The city of Brussels is the capital of a federal state which has three different administrative regions based on language and it has been at the heart of Europe since 1957. It naturally follows that the city should have a university in keeping with its standing. The ULB, with its 21,000 students, 27% of them coming from abroad, and its very cosmopolitan body of staff, is an intrinsically international institution open to both Europe and the whole world.
It was at the origin of the creation of a network of major universities from different European capitals – UNICA – and it is involved in international programmes for research, development and mobility.
The ULB is a multicultural institution that has 7 faculties and a range of schools and institutes. At the same time, it is a comprehensive university providing academic tuition in all disciplines and study cycles.
The ULB meets its social, societal and scientific commitments through combining broad access to higher education with excellent quality research and through its role in furthering economic development in the regions where it is located (Brussels and Wallonia). The ULB also has a teaching hospital – the Hôpital Erasme, a specialized institute for studying cancer – the Institut Bordet, and an extensive hospital network.
For about a decade now, the university has been actively involved in maximising research potential both in Brussels and Charleroi, where it has set up a biotechnology pole around its renowned Institute for Biology and Molecular Medicine (IBMM) & Institute of Medical Immunology (IMI).
Founded on the principle of free-thinking analysis which advocates independent reasoning and the rejection of dogma in all its forms, the ULB has remained true to its original ideals – an institution free from any form of control which is committed to defend democratic humanist values.
The University has a reputation of excellence in both basic and applied research in the biomedical field.
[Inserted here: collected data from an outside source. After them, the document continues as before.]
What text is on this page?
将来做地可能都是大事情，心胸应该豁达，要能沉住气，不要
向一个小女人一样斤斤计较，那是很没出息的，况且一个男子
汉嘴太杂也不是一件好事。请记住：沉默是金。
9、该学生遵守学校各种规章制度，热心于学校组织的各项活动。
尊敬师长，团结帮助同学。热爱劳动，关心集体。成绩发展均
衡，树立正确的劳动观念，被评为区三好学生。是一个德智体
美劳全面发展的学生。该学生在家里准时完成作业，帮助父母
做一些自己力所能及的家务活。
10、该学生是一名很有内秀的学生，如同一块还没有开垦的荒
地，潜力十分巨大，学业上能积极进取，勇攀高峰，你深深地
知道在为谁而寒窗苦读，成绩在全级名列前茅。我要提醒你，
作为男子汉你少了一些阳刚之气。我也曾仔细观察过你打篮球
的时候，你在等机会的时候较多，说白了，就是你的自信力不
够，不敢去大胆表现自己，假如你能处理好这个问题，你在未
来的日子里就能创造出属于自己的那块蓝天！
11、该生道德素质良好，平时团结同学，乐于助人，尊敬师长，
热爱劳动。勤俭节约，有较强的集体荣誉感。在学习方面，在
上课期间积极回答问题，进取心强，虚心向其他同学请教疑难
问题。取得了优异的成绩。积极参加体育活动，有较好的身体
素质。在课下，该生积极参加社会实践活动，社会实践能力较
It has other strong points: physics, economics and political science, European studies, international law, history, the French language, philosophy and, more recently, subjects such as artificial intelligence.
The ULB has been committed to a research structuring and valuation process for several years. This has included creating doctoral schools, defining the researcher's status and revaluing their career, increasing researcher stability through contracts, a policy to promote interdisciplinarity and the creation of a patent and investment fund.